Due mesi e mezzo è infatti l’omaggio al cinema di Ciak. Un cortometraggio realizzato dagli studenti che hanno lavorato su un vero set al fianco di attori professionisti. «È il terzo anno che collaboro con OffiCine. Mi sono affezionata all’idea di questi ragazzi che lavorano ad un corto, tutti insieme, ognuno seguendo la sua vocazione: c’è il regista, lo sceneggiatore, il direttore della fotografia…» spiega Ferzetti. Sul set gli attori professionisti vengono chiamati da Silvio Soldini per aiutare i ragazzi, ma alla fine si crea uno scambio reciproco proprio come è accaduto sul set di Due mesi e mezzo.

Due mesi e mezzo

«Io amo ballare, ma avevo potuto farlo solo a teatro, e quando ho scoperto che il regista Giuseppe Cardaci ha una grande passione per i musical è stata una vera sorpresa. Quando sono arrivata sul set, mi ha detto che c’era un coreografo pronto per me, ero entustiasta come una bambina al primo giorno». Ma la sfida è stata molto impegnativa. «Abbiamo girato tutto in pochi giorni. Erano previsti tanti cambi di scena molto complessi tra le citazioni di Leone, di Tarantino e di musical popolari come La la land. Bisognava raccontare il mondo di Silvia, una sognatrice che ama la settima arte senza perdere il senso e la profondità della storia. Il progetto è stato difficile ma grazie anche a Ciak, che rappresenta il cinema, siamo riusciti a realizzarlo».

Due mesi e mezzo

«Per me fare l’attrice significa studiare sempre, sperimentare continuamente.
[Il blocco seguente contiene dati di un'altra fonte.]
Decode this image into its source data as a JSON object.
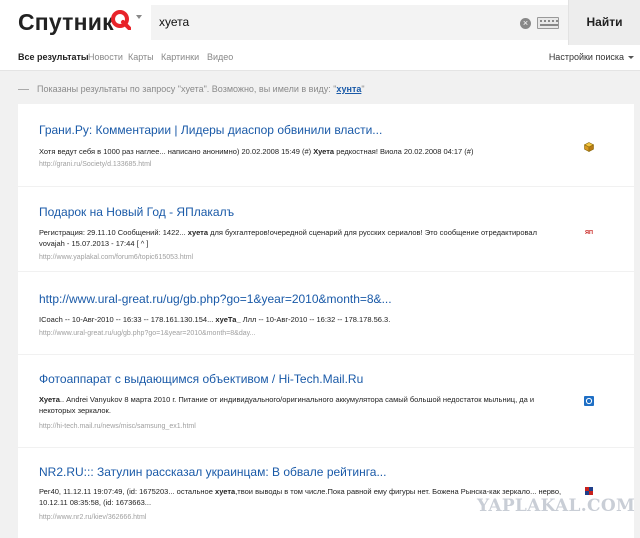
{
  "header": {
    "logo_text": "Спутник",
    "logo_icon": "sputnik-q-icon",
    "query": "хуета",
    "clear_icon": "clear-icon",
    "keyboard_icon": "keyboard-icon",
    "find_label": "Найти",
    "accent": "#e8232a"
  },
  "tabs": {
    "items": [
      "Все результаты",
      "Новости",
      "Карты",
      "Картинки",
      "Видео"
    ],
    "settings_label": "Настройки поиска"
  },
  "notice": {
    "text": "Показаны результаты по запросу \"хуета\". Возможно, вы имели в виду: \"",
    "suggest": "хунта",
    "tail": "\""
  },
  "results": [
    {
      "title": "Грани.Ру: Комментарии | Лидеры диаспор обвинили власти...",
      "snippet_parts": [
        "Хотя ведут себя в 1000 раз наглее... написано анонимно) 20.02.2008 15:49 (#) ",
        "Хуета",
        " редкостная! Виола 20.02.2008 04:17 (#)"
      ],
      "url": "http://grani.ru/Society/d.133685.html",
      "favicon": "box-icon"
    },
    {
      "title": "Подарок на Новый Год - ЯПлакалъ",
      "snippet_parts": [
        "Регистрация: 29.11.10 Сообщений: 1422... ",
        "хуета",
        " для бухгалтеров!очередной сценарий для русских сериалов! Это сообщение отредактировал vovajah - 15.07.2013 - 17:44 [ ^ ]"
      ],
      "url": "http://www.yaplakal.com/forum6/topic615053.html",
      "favicon": "yap-icon"
    },
    {
      "title": "http://www.ural-great.ru/ug/gb.php?go=1&year=2010&month=8&...",
      "snippet_parts": [
        "ICoach -- 10-Авг-2010 -- 16:33 -- 178.161.130.154... ",
        "хуеТа_",
        " Ллл -- 10-Авг-2010 -- 16:32 -- 178.178.56.3."
      ],
      "url": "http://www.ural-great.ru/ug/gb.php?go=1&year=2010&month=8&day...",
      "favicon": ""
    },
    {
      "title": "Фотоаппарат с выдающимся объективом / Hi-Tech.Mail.Ru",
      "snippet_parts": [
        "",
        "Хуета",
        ".. Andrei Vanyukov 8 марта 2010 г. Питание от индивидуального/оригинального аккумулятора самый большой недостаток мыльниц, да и некоторых зеркалок."
      ],
      "url": "http://hi-tech.mail.ru/news/misc/samsung_ex1.html",
      "favicon": "mail-icon"
    },
    {
      "title": "NR2.RU::: Затулин рассказал украинцам: В обвале рейтинга...",
      "snippet_parts": [
        "Рег40, 11.12.11 19:07:49, (id: 1675203... остальное ",
        "хуета",
        ",твои выводы в том числе.Пока равной ему фигуры нет. Божена Рынска-как зеркало... нерво, 10.12.11 08:35:58, (id: 1673663..."
      ],
      "url": "http://www.nr2.ru/kiev/362666.html",
      "favicon": "nr2-icon"
    }
  ],
  "watermark": "YAPLAKAL.COM"
}
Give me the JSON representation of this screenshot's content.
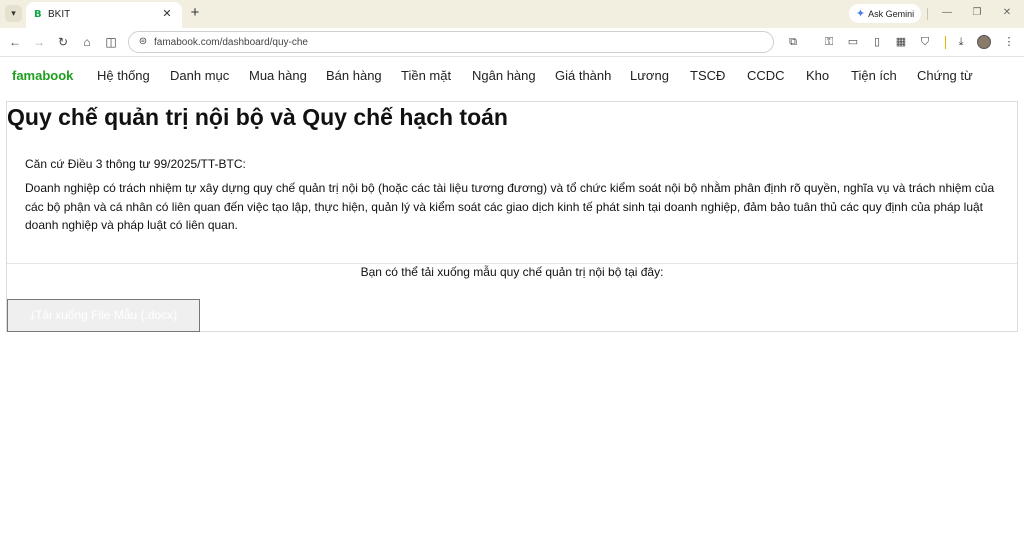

Io cerco di interpretare qualcosa di nuovo ogni volta» confessa Anna. «Quando leggo una sceneggiatura immagino subito il mio personaggio, il suo mondo. Mi basta indossare un costume di scena per trasformarmi in qualcuno anche molto distante da me. Cambiare spesso è difficile e rischioso perché un inteprete non viene identificata in modo specifico. Ma per me è importante osare. Nel cinema non è sempre facile trovare un regista che ti chieda di stravolgere tutta te stessa, partendo anche solo dall’immagine. Da questo punto di vista le opportunità per le attrici sono più rare rispetto a quelle dei colleghi maschi perché i ruoli femminili sono più definiti e standardizzati. Ma continuo a cercare ruoli interessanti perché recitare è un lavoro di studio, ma soprattutto di grande curiosità».